Deux ans après les faits, mon conjoint a croisé mon agresseur dans le cadre de son travail. Tout bonnement, le « gentleman » a demandé à mon mari comment je me portais. Mon réflexe ? Le même que celui qu’a eu la femme venue témoigner cette semaine : j’ai écrit un long courriel à mon agresseur. Dix pages de lieux, de dates et le rappel cruel de cette terrible intrusion dans mon intimité. Comme cette femme, je voudrais comprendre pourquoi il a fait ça. Malgré le temps, malgré les efforts pour passer à autre chose, malgré la longue thérapie, aussi.

Mon agresseur me faisait pitié quand je le côtoyais. Ce n’était pas qu’un monstre. J’étais même attachée à lui. Il me faisait penser à mon père. J’ai toujours cru que c’était un homme malade. J’espère sincèrement qu’il se soigne.

Si par hasard il m’invitait à prendre un café, j’accepterais d’y aller. Dans un endroit public, évidemment. Je tremblerais de tous mes membres, mais je lui offrirais la chance de s’expliquer. Malgré les années, malgré les espoirs perdus, des fois que ça me permettrait enfin de comprendre.

Ma dénonciation ne m’aura apporté que de l’insomnie, des angoisses, des menaces de poursuites judiciaires, etc. Malgré tout, j’encourage toutes les victimes à dénoncer toute forme d’inconduite ou d’agression sexuelle. Je ne comprendrai probablement jamais, je ne pardonnerai pas non plus, mais je ne porte pas de silence coupable en moi.
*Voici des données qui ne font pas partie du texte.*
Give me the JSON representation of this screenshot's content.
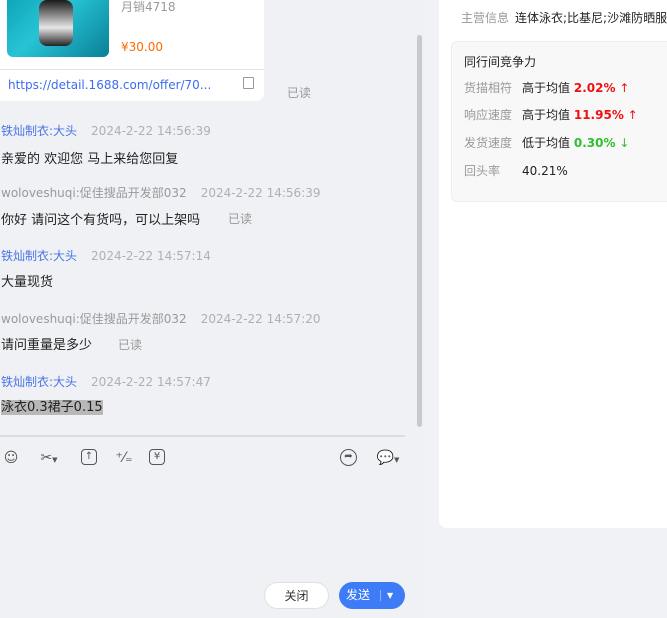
{
  "product": {
    "sales": "月销4718",
    "price": "¥30.00",
    "link": "https://detail.1688.com/offer/70...",
    "read": "已读"
  },
  "messages": [
    {
      "sender": "铁灿制衣:大头",
      "time": "2024-2-22 14:56:39",
      "text": "亲爱的 欢迎您 马上来给您回复",
      "read": ""
    },
    {
      "sender": "woloveshuqi:促佳搜品开发部032",
      "time": "2024-2-22 14:56:39",
      "text": "你好 请问这个有货吗，可以上架吗",
      "read": "已读"
    },
    {
      "sender": "铁灿制衣:大头",
      "time": "2024-2-22 14:57:14",
      "text": "大量现货",
      "read": ""
    },
    {
      "sender": "woloveshuqi:促佳搜品开发部032",
      "time": "2024-2-22 14:57:20",
      "text": "请问重量是多少",
      "read": "已读"
    },
    {
      "sender": "铁灿制衣:大头",
      "time": "2024-2-22 14:57:47",
      "text": "泳衣0.3裙子0.15",
      "read": ""
    }
  ],
  "buttons": {
    "close": "关闭",
    "send": "发送"
  },
  "shop": {
    "main_label": "主营信息",
    "main_value": "连体泳衣;比基尼;沙滩防晒服",
    "comp_title": "同行间竞争力",
    "rows": [
      {
        "label": "货描相符",
        "desc": "高于均值",
        "value": "2.02%",
        "arrow": "↑"
      },
      {
        "label": "响应速度",
        "desc": "高于均值",
        "value": "11.95%",
        "arrow": "↑"
      },
      {
        "label": "发货速度",
        "desc": "低于均值",
        "value": "0.30%",
        "arrow": "↓"
      },
      {
        "label": "回头率",
        "desc": "40.21%",
        "value": "",
        "arrow": ""
      }
    ]
  },
  "colors": {
    "accent": "#3d7cf6",
    "up": "#f01010",
    "down": "#2fbf2f",
    "price": "#ff6a00"
  }
}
Si mon agresseur venait à faire d’autres victimes, ce ne sera pas en raison de ma lâcheté ou de ma complaisance.

Que Jian Ghomeshi soit condamné ou non n’a pas vraiment d’importance à mes yeux. Ce que je retiens de cette histoire, c’est que grâce au courage de trois femmes, beaucoup d’autres éviteront probablement d’être brisées et humiliées.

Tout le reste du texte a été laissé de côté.